Dans un récent arrêt, la Cour de cassation a jugé que les primes issues d'un rachat total d’une assurance vie et reversées sur un nouveau contrat ne peuvent pas être considérées comme étant « manifestement exagérées » et n'ont donc pas à être intégrées à la succession.


Dès lors qu’elles proviennent d’un contrat d’assurance vie racheté, les primes versées ne peuvent pas être considérées comme étant « manifestement exagérées ». Tel est le jugement prononcé par la première chambre civile de la Cour de cassation dans un arrêt daté du 9 février 2022.

Pour comprendre l’affaire examinée par la Cour, il faut savoir que l’assurance vie est considérée comme étant « hors succession ». Cela signifie que les capitaux versés au(x) bénéficiaire(x) désigné(s), de son vivant, par le souscripteur décédé n’entrent pas dans l’actif successoral de ce dernier. À ce titre, non seulement les sommes n’ont pas à respecter l’ordre de succession (le conjoint, puis les enfants ou à défaut les petits-enfants, puis les parents, les frères et sœurs…), mais elles ne sont pas assujetties aux droits de succession (*).


Un garde-fou

Pour éviter notamment que l’assurance vie ne soit utilisée par un parent pour déshériter ses enfants, le Code des assurances prévoit, toutefois, un garde-fou : si les primes versées sur le contrat ont « un caractère manifestement exagéré eu égard à l'âge du souscripteur, à sa situation patrimoniale et familiale et à l'utilité que revêtait pour lui l'opération », elles doivent être intégrées au patrimoine du défunt et donc soumises aux règles successorales.

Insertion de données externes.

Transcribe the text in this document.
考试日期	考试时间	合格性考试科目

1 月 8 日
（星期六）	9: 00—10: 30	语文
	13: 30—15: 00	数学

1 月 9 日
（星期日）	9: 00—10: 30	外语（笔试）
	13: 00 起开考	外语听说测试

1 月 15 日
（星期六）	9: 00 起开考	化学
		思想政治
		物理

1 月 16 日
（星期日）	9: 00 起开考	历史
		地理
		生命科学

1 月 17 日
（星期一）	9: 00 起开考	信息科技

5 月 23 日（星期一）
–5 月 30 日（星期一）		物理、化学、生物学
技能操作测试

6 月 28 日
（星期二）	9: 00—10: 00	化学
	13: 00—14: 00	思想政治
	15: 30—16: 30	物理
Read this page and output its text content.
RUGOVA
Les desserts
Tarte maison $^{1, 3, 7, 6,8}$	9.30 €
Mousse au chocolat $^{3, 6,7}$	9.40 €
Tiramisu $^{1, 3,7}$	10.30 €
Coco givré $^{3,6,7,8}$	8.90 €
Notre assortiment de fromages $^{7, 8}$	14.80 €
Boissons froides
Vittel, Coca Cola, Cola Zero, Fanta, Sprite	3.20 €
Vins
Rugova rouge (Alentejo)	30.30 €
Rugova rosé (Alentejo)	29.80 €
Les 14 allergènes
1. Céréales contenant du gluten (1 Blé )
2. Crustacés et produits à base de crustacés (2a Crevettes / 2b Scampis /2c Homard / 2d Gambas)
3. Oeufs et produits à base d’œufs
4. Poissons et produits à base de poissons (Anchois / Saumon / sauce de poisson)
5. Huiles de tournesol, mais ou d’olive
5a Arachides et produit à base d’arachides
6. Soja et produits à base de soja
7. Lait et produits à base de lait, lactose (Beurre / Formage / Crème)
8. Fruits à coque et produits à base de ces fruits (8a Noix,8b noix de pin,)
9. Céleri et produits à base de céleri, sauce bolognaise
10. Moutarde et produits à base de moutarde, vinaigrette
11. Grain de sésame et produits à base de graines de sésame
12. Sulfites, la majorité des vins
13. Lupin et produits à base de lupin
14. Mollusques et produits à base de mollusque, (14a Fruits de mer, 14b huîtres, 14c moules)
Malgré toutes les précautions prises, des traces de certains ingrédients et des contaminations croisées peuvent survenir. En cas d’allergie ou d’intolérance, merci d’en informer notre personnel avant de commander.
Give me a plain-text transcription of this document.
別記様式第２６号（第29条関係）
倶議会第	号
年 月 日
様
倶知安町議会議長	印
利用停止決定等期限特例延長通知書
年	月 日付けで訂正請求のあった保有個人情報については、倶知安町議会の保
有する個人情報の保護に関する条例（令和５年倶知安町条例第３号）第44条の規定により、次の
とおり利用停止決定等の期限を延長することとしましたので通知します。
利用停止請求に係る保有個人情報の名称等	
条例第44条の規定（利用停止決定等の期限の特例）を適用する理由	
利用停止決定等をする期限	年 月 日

C’est sur ce caractère « manifestement exagéré » que la Cour de cassation devait, en l’espèce, statuer. L’affaire concerne un homme qui avait ouvert un contrat d’assurance vie. Au décès de sa femme, il se remarie. Il effectue un rachat total de son assurance vie et reverse les sommes rachetées dans un nouveau contrat. L’homme désigne sa seconde épouse comme l’unique bénéficiaire de sa nouvelle assurance vie.


Bénéfice à comptabiliser

À son décès, sa fille, née de son premier mariage, conteste le bénéfice de sa belle-mère au motif que les primes versées sur le second contrat d’assurance vie étaient manifestement exagérées et devaient donc être comptabilisées dans l’actif successoral de son père décédé. Dans un arrêt du 26 mai 2020, la cour d’appel de Versailles réfute l’argument, puisque les primes en question étaient issues de la première assurance vie.

La fille se pourvoit en cassation. La plus haute instance de la justice française confirme la décision des juges de fond. Le caractère manifestement exagéré « ne s'applique pas aux primes versées sur un contrat d'assurance sur la vie racheté par son souscripteur », rappelle la Cour de cassation. En conséquence, la Cour rejette le pourvoi et condamne la fille à verser 3.000 euros aux deux sœurs de sa belle-mère, qui est décédée entretemps, et qui sont les représentantes légales de la défunte.

(*) Hormis pour les capitaux issus des primes versées après les 70 ans du souscripteur au-delà de 30.500 euros.